There are a few reasons.
The first is that my heart just isn't in it. It is a chore to get to the rink. I don't spend every minute of everyday waiting until I get to go to the rink again. Instead I stall and wait until last minute to leave, I sleep in late and think I don't want to go to freestyle. The thing is, when I am at the rink, I still really love it- and I was making progress and ready to test and things are good, when I'm there. It's too expensive to not love it.
The second is that my coach is graduating this year, and I don't really want to find another one. I had someone in mind, the coach who helped me with my loop when Carson was gone. But I kind of get the feeling she is transitory too- coach hoping sucks.
The third is cost. It is really expensive. My first three dances have been ready for a really long time- and it is costing a lot of money to maintain them. I'm happy Carson had me move on and start the Cha-Cha, and now that is pretty close to ready too, and we're doing the swing dance. But then, I have the cost of 4 dance tests- and dance tests really add up.
The fourth reason is kind of a weird one, but one that makes a lot of sense to me. As much as I have always been driven to take tests, it makes more sense to me to NOT take the dance tests. Taking the dance tests actually makes coming back to skating harder for me, not put me further along the line. Skating is lifelong, and I tend to be cyclical with hobbies. I very well might skate again. Having these tests to work on means something that is achievable. If I came back to skating with Silver moves and the Swing dance to work on- it will be a long row to hoe before I could really feel like I was making progress. But being able to take the Dutch Waltz- that gives me an achievable goal to work on with what will likely be a diminished skill set.
So, I decided to stop now, rather than wait for Carson to leave. It just made more sense than spending another five or six months on something that is less fun than it used to be. But man, I'm so happy I learned to spin like a real skater- I hadn't reported on it for awhile, but my backspin was consistently foot crossed, my change foot spin was doing much better, and I was getting a good 3 revolutions on my camel. Spinning is what skating is about to me.
Early Autumn
1 month ago
3 comments:
Jessim: So sorry to hear of your "retirement" from skating. I haven't been very good at keeping up with the skating forum over the holidays and so missed the thread where you discussed this topic. Hopefully you'll continue to post occasionally on your blogspot.
Take care,
George A.
I'll miss your updates!

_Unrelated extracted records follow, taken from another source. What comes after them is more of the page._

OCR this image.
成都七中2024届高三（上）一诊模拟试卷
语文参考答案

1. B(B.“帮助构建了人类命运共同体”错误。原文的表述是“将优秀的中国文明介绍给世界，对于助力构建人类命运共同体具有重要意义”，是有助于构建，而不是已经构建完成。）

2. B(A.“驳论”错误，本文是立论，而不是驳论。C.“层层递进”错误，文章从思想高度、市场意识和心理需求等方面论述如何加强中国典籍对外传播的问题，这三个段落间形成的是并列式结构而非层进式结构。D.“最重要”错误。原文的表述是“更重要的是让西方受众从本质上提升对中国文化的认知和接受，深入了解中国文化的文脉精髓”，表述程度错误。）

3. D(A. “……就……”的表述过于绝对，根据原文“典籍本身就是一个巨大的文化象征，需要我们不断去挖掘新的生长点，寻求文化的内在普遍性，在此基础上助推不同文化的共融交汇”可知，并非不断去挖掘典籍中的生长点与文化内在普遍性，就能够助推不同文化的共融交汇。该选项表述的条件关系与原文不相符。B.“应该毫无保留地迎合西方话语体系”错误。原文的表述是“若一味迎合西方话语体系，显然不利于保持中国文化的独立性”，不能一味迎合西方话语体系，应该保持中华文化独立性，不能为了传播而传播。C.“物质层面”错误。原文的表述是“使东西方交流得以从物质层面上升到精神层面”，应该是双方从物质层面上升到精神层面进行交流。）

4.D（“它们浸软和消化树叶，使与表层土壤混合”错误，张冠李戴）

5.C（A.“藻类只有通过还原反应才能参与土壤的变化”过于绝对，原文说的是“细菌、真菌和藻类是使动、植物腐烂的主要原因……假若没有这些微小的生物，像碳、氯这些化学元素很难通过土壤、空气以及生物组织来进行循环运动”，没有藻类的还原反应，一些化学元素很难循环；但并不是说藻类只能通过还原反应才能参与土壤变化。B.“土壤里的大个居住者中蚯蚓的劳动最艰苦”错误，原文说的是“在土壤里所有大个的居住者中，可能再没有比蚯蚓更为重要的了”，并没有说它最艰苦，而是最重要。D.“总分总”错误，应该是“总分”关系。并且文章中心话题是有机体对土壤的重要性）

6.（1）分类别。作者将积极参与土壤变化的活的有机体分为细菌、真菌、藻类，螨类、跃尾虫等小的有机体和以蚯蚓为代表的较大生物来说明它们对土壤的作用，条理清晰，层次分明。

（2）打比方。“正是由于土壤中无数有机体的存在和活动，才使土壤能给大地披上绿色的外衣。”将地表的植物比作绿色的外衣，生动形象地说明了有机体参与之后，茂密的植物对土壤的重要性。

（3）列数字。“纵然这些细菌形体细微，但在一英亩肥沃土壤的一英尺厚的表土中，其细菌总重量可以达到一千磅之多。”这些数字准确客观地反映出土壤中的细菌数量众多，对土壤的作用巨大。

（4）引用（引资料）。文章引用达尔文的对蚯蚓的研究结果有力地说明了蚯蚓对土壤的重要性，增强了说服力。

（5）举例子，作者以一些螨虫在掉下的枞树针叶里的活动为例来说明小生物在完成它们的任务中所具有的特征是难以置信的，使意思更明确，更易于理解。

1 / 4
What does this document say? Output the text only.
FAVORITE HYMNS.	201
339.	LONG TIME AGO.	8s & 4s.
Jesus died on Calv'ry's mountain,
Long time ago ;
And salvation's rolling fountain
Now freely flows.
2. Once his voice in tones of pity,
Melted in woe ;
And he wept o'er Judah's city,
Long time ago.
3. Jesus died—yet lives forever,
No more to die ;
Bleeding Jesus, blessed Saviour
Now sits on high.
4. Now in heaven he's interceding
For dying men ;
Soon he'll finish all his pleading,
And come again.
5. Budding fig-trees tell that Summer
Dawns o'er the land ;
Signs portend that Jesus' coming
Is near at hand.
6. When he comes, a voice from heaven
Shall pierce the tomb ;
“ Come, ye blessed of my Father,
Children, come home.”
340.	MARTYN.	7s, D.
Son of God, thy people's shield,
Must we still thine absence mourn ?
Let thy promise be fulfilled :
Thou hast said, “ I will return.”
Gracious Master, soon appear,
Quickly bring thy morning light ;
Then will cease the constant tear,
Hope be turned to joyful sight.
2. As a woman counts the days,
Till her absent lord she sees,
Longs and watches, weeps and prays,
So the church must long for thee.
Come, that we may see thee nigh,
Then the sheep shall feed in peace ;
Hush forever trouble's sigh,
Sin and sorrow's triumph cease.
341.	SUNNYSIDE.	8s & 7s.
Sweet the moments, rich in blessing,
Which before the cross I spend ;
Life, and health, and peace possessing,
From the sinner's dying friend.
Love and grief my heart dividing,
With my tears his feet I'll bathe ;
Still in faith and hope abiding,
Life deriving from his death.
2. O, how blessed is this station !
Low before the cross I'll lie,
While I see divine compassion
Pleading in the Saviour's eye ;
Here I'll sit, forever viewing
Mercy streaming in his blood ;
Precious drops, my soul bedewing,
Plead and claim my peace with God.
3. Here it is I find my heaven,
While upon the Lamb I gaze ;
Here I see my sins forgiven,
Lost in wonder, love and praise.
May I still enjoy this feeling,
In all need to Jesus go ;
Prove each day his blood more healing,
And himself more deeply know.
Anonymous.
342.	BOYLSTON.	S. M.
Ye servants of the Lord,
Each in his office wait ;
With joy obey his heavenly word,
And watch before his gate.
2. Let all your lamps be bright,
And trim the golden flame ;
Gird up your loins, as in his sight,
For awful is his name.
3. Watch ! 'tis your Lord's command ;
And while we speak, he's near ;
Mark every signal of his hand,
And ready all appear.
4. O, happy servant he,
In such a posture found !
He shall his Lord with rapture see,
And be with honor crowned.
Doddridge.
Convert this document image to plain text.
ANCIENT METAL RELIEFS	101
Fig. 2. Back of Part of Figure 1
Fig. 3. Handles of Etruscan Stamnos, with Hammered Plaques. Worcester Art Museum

I'll look at your other blog.
Sorry to hear that you won't be skating anymore, but on the other hand I totally understand your reasoning. It has always seemed to me that when it comes time for a person to retire from skating they would just kind of know. I sort of feel that my self now... Not that I want to retire now, exactly, but I think I have hit the point where I can see how skating might not be the focus of my life a few years down the line. Anyway, I hope you have fun with your non-skating hobbies now that you will have more time!